Most guidance for children’s interaction with technology is based on “screen time,” the amount of time a child should spend looking at a digital screen. Technology, however, has progressed beyond the linear, sedentary relationship between child and screen. Child Life and other psychological professionals working with medically ill children use play methods to help pediatric patients cope with stress and process difficult situations.

Whether its addressing short-term boredom or managing anxiety during on-going treatment, providing pediatric patients with psychological support is critical for their long-term health and well-being. With 15 multi-player, multi-touch games designed for children, AFTER-MOUSE.COM’s PLAY for Good initiative is working with children’s health and well-being organizations, including Ronald McDonald House Charity of Alabama, Ronald McDonald House of Tampa Bay, and UMass Memorial Medical Center, among many others, to bring the empowering and healing benefits of collaborative play to children with the PLAY touch table.

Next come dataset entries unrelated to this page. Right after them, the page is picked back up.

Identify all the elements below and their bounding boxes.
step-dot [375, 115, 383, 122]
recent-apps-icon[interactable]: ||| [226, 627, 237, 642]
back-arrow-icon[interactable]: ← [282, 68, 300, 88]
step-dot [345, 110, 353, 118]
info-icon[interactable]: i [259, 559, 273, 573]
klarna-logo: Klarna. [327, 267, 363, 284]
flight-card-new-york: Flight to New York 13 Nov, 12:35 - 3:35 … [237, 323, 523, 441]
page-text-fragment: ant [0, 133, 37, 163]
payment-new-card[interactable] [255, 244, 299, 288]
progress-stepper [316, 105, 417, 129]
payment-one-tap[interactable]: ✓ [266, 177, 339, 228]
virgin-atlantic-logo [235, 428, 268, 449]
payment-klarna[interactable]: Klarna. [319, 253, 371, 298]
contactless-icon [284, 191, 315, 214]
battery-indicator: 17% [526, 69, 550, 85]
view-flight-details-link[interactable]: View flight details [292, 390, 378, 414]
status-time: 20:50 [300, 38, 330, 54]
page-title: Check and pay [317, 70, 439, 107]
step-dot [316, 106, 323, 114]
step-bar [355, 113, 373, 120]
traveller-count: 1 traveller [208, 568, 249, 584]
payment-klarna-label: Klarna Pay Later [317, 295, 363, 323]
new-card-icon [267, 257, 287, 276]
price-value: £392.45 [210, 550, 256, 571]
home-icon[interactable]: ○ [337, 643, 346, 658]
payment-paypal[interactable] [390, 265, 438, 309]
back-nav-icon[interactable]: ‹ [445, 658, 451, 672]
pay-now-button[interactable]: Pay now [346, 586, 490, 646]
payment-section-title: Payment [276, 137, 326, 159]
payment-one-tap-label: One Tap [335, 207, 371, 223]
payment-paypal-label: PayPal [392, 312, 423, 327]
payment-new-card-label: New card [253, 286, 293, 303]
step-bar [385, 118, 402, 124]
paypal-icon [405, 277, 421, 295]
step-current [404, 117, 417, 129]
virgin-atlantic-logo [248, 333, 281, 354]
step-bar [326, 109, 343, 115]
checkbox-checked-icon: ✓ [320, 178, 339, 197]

Emerging data is beginning to organize technology-based games into recognized therapeutic and healing categories. Child’s Play Charity, in collaboration with EEDAR, developed the following recommendation for selecting technology-based games to address specific pediatric patient conditions:

Patient Condition Recommended Type of Technology Game Play
Pain Easy-to-learn game mechanics and rewarding, short game sessions – games that can engage a player’s mind and body is especially effective for pain management.
Boredom (Short-Term Stay) Experiences that are smaller in scope and can

be played quickly – games that are designed to be replayed many times over, with rules that are easy to understand but

difficult to master.

Boredom (Long-Term Stay) Emphasize story and have more nuanced mechanics that may take a while for players to fully understand – games designed to hold a player’s attention over many play sessions.
Anxiety/Hyperactivity Avoid the high-intensity play – games that focus on gentler experiences that engage a player’s critical thinking skills and creativity.
Sadness Rewarding gameplay and pleasant overall atmosphere – games featuring relatable, charming characters and forgiving difficulty options to keep players from becoming discouraged.
Cognitive Impairment Simplified mechanics – games that place an emphasis on play and experimentation as opposed to winning or losing.

The potential of technology-based games to positively impact children’s mental health during stressful and uncomfortable medical procedures adds to the toolkit of available tactics for professionals in the field of child psychology. Utilizing familiar play constructs, these games offer fun, collaborative interactions that support healing and well-being to address children’s mental wealth while they are undergoing treatment for their physical health.